Era el año mil novecientos setenta, el mes septiembre. Vivíamos en Guijuelo (Salamanca) en el barrio de Las Casas Baratas. Apenas hacía dos meses que yo había cumplido seis años y había llegado el día de acudir por primera vez a la escuela. Antes de entrar en el aula mi madre me hizo prometerle que no lloraría y me portaría bien con la profesora. Sin embargo, todos los niños que esperaban con sus madres en los pasillos ya estaban llorando. A mí también me hubiera gustado llorar, me hubiera ayudado a soltar los nervios que acumulaba en el estomago, pero la promesa hecha a mi madre me obligaba a aguantarme. El día anterior mi abuelo Indalecio me había dicho que éste sería el más importante de mi vida, que el saber y el tener cultura eran lo mejor que me podía pasar.
- Mamá ¿qué significa cultura?
- Significa conocimiento. – dijo ella sin apenas mirarme.
Los berrinches de los demás niños hacían que tuviera más miedo del que ya me había traído de casa. Me agarré a la mano de mi madre. Si, como dijo mi abuelo, aquello era lo mejor que nos podía pasar ¿por qué estaban todos llorando como si los fueran a matar? Intenté concentrarme en las cosas agradables que me gustaba hacer: subirme a las encinas, dibujar vacas, jugar al escondite con los chavales del barrio… era difícil evadirse con tanto niño llorando. Miré a mi madre, ella estaba pendiente de si abrían la puerta del aula, parecía que tuviera prisa de dejarme allí, seguramente por haber dejado a mi hermana sola durmiendo en casa. Quise decirle que nos fuéramos de allí, pero sabía que no la iba a convencer, así que me callé y no dije nada. De pronto me fijé en que al final de la fila había un niño que, al igual que yo, no lloraba. Se mantenía callado y agarrado a la mano de su madre. Él se dio cuenta de que le estaba observando y me miró de arriba abajo con cierto desprecio. En respuesta, yo le saqué la lengua y él me amenazó con el puño cerrado. Apreté los dientes como si fuera un perro rabioso y se los enseñé. Él miró de reojo a su madre y viendo que estaba de cháchara con otra madre, aprovechó para hacerme un corte de mangas. Aún no habíamos comenzado las clases y ya tenía un enemigo. La puerta del aula se abrió y salió una joven rubia de unos veinte y pocos años que anunció que ya podíamos entrar. Aquello hizo que todos los niños que ya estaban llorando se pusieran como locos. Los berrinches se convirtieron en pataleos histéricos y ataques incontrolados de pánico. Quizá porque sabían que ya no había vuelta atrás. A mí también me hubiera gustado llorar y patalear, pero no lo hice. No por la promesa que le había hecho a mi madre, sino por ese otro niño que seguía sin llorar, mirándome con cara de pocos amigos. Quería demostrarle que era tan valiente como él, más. Puse cara de chulo y en un arranque de coraje me dispuse a entrar en el aula.

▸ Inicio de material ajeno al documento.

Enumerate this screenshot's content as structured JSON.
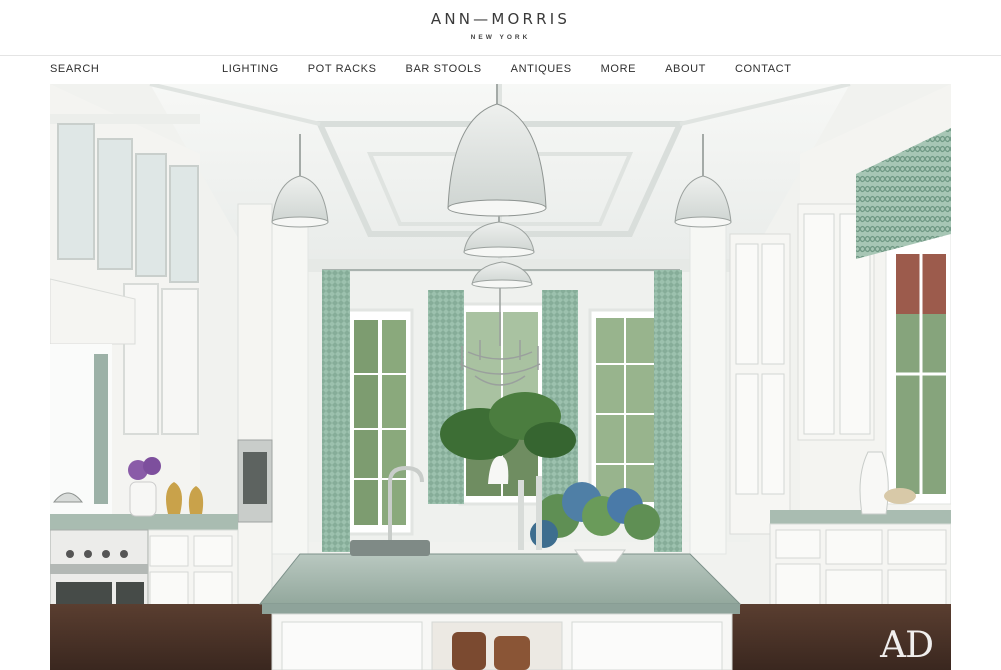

- Acuérdate de lo que me has prometido... – dijo mi madre cascándome un beso en la cara. –…y sé bueno.
- Vale. – contesté sin quitar ojo a mi enemigo.
Me dirigí al aula y entré. Fui el primero. Me fijé que en una de las paredes había colgados unos mapas y en otra un crucifijo y el retrato del señor que salía de perfil en las pesetas. A los pocos segundos entró él, mi enemigo. Le miré con desprecio, como diciéndole que era un segundón. Elegí un pupitre y me senté. Él hizo lo mismo al otro extremo del aula. Después fueron metiendo a los demás niños, ninguno quería entrar. Al cabo de unos minutos todas las madres se habían ido y nos quedamos solos con lajoven profesora. Cuando todos los niños estaban sentados detrás de sus pupitres, se presentó:
- Hola a todos. Soy la señorita Felisa, pero podéis llamarme señorita Filis. A partir de ahora voy a ser vuestra profesora…
Algunos niños seguían llorando, aunque la mayoría ya se habían callado y prestaban atención a lo que decía la señorita Filis.
- …¿Alguno de vosotros sabe leer o escribir?
Todos guardamos silencio, incluso los que lloraban. Mire hacia donde estaba mi enemigo. Él me miro a la vez. Me puse en pie y dije:
- Yo no sé leer ni escribir, pero sé dibujar vacas.
- ¿Cómo te llamas? – me preguntó la señorita con una sonrisa en la cara.
- José Pérez Gil, pero puede llamarme Pepito.
- Muy bien, Pepito, dibújame una vaca… Es más, quiero que todos me dibujéis algo bonito.
Saqué un cuaderno y un lapicero de mi cartera y me puse a ello, pero antes eché otra ojeada hacia mi enemigo.
- Perejil. – me insultó con voz baja, vocalizando exageradamente para que yo pudiera entenderle.
Le hice un gesto con la mano advirtiéndole de que se la estaba ganando, y él volvió a hacerme un corte de mangas. Decidí que era mejor concentrarme en hacer un buen dibujo. Otra cosa no sabía, pero dibujar vacas era lo que mejor se me daba. Me esforcé y conseguí una de las mejores vacas que había dibujado hasta entonces. Me levanté y le llevé el dibujo a la señorita Filis.
- ¿Ya has terminado? ¡qué rápido! – me dijo sorprendida.
Observó el dibujo con admiración. He de aclarar que yo me había pasado meses dibujando vacas, sólo vacas, y había llegado a hacerlo bastante bien, incluso para mi edad.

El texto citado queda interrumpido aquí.